DePaul University basketball may be bouncing back to Chicago

By Kyle Rich

After decades of having its athletes travel 15 miles from campus for home games, DePaul University has finally recognized the need for closer quarters.

Mayor Rahm Emanuel and DePaul officials recently hinted that the university may move its main basketball facility back to the city from its current location  at Allstate Arena in Rosemont, Ill. According to Greg Greenwell, director of athletic communications at DePaul, the university has not made any definite decisions. But Emanuel is apparently ready for the big move.

“For years, DePaul has been looking to come back to Chicago,” said Tom Alexander, a spokesman for the mayor’s press office. “They’ve been talking about this for a long, long time. What the mayor is saying is he is welcoming them with open arms.”

Both parties are keeping mum about a specific location, although a few are rumored, according to Danny Ecker, a sports writer at Crain’s Chicago Business. A. Finkl & Sons steel factory, which is close to DePaul’s campus, is moving its plant and leaving a large, empty space that could be utilized. An area near McCormick Place is another option, Ecker said.

The Blue Demons have played at their current arena since the 1980s. While the stadium’s location has raised a slew of problems for students and fans who don’t have the means to trave to the stadium, team recruitment has also suffered, according to Ecker.

“It’s a huge roadblock for DePaul [recruitment],” he said. “It’s the biggest single factor that holds them back from being an elite basketball team.”

Ecker believes the distance turns off incoming freshmen. He also believes the college can bring in stronger recruits to help the struggling team down the road if Chicago becomes the home for DePaul men’s basketball.

“It’s a recruiting game,” Ecker said. “You can’t blame the top high school basketball player for leaving the city when there are no options in the city. You look at the top basketball players coming out of the city of Chicago in the past five or six years, they were guys who grew up in the city and decided to go elsewhere to play basketball.”

Alexander believes a city location would not only elicit more enthusiasm from Chicago communities and DePaul’s campus but would garner economic benefits.

“Any time you have high quality athletic events being played, there [are] positive economic impacts,” Alexander said.

Even with the mayor’s endorsement, building a new city arena is no easy feat. Mike Cassidy, athletic director of the Roosevelt University Lakers, said there have been challenges with building the Lillian and Larry Goodman Center, the school’s new athletic arena at Congress street and Wabash avenue that is scheduled to open at the end of the year.
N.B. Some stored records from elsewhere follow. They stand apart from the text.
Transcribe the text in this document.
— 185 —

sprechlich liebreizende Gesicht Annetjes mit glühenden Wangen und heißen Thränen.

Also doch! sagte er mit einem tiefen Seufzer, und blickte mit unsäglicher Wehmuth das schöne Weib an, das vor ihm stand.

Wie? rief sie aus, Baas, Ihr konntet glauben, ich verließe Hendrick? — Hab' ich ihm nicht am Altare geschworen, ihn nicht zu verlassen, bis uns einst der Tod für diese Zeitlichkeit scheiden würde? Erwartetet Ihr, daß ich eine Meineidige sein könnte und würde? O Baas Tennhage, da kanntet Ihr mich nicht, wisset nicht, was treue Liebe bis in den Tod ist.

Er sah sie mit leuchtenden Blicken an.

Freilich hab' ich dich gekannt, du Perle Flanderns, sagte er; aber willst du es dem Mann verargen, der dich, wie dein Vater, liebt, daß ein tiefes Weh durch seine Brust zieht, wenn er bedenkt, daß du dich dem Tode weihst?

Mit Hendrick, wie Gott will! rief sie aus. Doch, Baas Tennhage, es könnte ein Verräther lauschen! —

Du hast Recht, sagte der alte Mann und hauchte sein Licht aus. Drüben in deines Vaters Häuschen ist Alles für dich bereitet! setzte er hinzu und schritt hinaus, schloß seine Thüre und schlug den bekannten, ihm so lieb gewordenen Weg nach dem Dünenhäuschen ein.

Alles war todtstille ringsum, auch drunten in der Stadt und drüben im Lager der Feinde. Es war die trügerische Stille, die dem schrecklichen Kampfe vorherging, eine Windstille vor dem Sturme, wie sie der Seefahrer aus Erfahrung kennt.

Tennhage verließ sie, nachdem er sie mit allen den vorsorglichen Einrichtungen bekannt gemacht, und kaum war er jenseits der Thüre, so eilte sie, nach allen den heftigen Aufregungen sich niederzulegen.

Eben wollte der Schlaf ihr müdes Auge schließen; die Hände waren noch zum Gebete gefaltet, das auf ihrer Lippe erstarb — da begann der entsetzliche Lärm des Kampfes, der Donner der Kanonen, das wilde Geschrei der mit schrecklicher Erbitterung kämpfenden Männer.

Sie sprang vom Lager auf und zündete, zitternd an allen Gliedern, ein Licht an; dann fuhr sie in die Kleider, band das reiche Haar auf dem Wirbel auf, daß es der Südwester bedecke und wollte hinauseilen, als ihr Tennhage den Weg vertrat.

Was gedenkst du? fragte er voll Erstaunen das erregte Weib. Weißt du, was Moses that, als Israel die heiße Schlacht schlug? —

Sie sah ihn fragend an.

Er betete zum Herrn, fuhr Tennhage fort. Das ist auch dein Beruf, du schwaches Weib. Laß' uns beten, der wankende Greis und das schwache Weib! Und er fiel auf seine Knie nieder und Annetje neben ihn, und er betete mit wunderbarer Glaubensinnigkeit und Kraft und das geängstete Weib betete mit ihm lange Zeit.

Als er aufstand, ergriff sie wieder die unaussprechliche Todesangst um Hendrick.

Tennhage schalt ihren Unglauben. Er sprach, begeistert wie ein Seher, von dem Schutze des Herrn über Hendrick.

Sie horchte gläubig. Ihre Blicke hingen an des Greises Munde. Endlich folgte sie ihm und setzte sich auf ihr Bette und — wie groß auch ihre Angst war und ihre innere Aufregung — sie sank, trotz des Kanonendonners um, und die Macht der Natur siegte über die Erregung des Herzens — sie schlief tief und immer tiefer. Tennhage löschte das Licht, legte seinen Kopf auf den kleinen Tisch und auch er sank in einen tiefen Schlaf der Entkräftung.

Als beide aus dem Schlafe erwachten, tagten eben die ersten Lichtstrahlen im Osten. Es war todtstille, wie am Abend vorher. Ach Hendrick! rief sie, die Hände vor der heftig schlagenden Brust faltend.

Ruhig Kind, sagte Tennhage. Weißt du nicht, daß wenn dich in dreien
“If there is one thing I have learned, there is no such thing as an easy building project,” Cassidy said. “And that holds true whether you are trying to put together a shelving unit in your house or construct an arena in an urban environment.”

Despite the challenges of choosing a location, framing a budget and applying for numerous permits, he is grateful to be building in Chicago.

“Building a stadium or arena is not a one-man job,” Cassidy said. “It takes a village of dedicated people invested in the project [to be] a success.”